Sonntag, 6. Dezember 2015

Von Waagen und anderem :-)


Waagen sind irgendwie natürliche Feinde auf dem Weg zum Kühlschrank ;-). Und sie können wirklich nichts für die Anzeige, die sie anzeigen. Natürlich könnten sie etwas weniger direkt sein. Den gewogenen etwas umschmeicheln. Besonders dann, wenn dieser dazu neigt seinen Frust an unschuldigen Kilo Detektoren auszulassen. Die können ja nun nicht wirklich etwas dafür ;-).

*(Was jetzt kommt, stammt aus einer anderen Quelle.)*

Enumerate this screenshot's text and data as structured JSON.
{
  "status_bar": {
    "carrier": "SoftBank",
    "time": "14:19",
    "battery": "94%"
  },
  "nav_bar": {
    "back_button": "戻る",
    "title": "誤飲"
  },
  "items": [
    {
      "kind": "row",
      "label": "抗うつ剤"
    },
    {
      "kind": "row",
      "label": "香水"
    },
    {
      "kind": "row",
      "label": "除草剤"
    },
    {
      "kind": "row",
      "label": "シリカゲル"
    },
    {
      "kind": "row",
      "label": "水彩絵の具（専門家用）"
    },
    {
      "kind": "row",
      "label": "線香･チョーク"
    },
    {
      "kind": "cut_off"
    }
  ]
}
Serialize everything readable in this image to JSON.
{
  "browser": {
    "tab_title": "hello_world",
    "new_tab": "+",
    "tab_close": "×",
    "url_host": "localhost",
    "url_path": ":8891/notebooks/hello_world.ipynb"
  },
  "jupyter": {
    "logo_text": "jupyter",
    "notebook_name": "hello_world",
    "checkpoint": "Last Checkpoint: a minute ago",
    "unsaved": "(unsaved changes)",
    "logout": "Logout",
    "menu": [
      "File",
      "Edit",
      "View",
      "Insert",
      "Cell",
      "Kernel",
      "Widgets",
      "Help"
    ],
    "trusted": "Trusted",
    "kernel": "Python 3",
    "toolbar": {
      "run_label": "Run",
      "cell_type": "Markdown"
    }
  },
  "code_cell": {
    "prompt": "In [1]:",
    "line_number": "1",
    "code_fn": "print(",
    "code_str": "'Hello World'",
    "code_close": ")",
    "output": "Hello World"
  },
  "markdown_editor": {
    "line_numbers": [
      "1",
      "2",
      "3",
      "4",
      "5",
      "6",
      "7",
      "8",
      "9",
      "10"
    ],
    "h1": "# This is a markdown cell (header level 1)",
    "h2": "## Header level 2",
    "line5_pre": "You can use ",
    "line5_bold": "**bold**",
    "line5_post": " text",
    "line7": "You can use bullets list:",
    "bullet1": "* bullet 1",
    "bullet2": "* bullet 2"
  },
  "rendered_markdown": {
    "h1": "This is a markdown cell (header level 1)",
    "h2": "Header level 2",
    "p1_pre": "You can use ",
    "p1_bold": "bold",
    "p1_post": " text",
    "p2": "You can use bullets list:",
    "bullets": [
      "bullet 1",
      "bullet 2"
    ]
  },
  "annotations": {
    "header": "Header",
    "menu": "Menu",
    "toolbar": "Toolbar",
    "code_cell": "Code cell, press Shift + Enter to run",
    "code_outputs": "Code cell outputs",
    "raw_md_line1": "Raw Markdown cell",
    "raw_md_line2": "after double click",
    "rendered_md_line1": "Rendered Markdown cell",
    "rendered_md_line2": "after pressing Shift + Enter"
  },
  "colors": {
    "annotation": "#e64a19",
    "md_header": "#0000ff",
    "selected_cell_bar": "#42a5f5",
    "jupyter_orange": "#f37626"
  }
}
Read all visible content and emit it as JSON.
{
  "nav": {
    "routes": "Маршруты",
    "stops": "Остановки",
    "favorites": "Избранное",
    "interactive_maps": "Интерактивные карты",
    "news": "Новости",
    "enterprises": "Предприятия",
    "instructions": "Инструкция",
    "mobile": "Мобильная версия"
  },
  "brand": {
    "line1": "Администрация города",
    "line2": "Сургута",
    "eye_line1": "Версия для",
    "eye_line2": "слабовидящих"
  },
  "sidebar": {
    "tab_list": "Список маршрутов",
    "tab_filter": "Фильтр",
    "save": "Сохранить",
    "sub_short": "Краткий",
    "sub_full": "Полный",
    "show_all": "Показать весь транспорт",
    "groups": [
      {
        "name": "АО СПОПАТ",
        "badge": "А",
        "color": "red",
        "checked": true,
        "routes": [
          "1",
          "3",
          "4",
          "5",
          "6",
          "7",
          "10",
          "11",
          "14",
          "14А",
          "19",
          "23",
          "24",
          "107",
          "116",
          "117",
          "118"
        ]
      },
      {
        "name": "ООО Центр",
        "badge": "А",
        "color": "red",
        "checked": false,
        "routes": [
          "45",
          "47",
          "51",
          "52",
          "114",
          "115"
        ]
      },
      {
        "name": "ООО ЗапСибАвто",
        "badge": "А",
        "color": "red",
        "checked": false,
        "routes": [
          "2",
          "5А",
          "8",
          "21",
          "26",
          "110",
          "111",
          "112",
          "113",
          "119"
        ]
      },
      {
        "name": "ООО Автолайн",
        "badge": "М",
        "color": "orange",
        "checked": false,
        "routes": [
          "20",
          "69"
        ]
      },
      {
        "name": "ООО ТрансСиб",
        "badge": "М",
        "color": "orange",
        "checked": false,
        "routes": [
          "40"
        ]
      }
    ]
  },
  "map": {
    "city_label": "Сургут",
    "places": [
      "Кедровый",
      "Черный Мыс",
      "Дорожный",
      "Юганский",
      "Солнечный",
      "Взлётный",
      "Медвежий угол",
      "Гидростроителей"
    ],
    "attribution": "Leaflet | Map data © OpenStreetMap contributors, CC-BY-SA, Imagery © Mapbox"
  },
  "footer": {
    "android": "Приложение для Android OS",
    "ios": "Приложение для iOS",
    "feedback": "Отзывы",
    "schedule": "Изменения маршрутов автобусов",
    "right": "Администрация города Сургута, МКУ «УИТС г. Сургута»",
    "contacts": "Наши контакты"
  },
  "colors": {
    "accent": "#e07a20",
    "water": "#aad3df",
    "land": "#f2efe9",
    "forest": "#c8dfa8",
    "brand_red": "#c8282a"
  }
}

Besenwesen haben oft Rücken. Der geneigte Leser mag sich nun fragen woran das liegt?
Madams (und Zauberer) mögen den häufigen Stopp an Nahrungsquellen aller möglichen Art, flüssig, fest, vor allem zuckerhaltig. Ihr Stolz verhindert natürlich, dass sie es zugeben. Das führt dann wiederum zu degenerativen Erkrankungen des Skelett Apparates von Flugbesen. Bereits jetzt schlagen die Magischen Krankenkassen Alarm. Die Anzahl von Burnout und Überlastung magischer Flugdienstleister ist unverkennbar.
Zauberer sehen das etwas relaxter, da sie in der Regel und aus Vorsicht kaum vom Boden abheben und lieber Transitionzauber nutzen. Was allerdings auch hin und wieder dazu führen konnte, das die Landestelle dem plötzlichen Aufprall einiger überzähliger Kilos mit bereitwilligem Nachgeben quittierte.
Das führte dann hin und wieder zu skurrilen Unfällen, insbesondere dann wenn eine Hexe (mit zu vielen Kilos) auf dem Besen dazwischen kam. Eine Bootsparty auf dem PlätscherSee in Fh`ernwald wurde so zum Desaster. Weil ein Magier zu hoch materialisierte, peinlicherweise über einer ebenso pfundigen Kollegin.
Das Holzboot erlebte eine schnelle Versenkung, und die Party ein feuchtfröhliches Ende. Hexe und Zauberer fanden sich übrigens und wurden ein Paar. Wie es dem Besenwesen erging wurde nicht näher dokumentiert. Aber wenig später machte in Ph’lonk eine Praxis zur körperlichen Ertüchtigung von magischen Flugdienstleistern auf, die sich schnell allgemeiner Beliebtheit unter den Anonymen leidenden Besenwesen erfreute. Anonym war wichtig. Denn Übergewicht ist ein brisantes Thema, auch in magischen Welten ;-).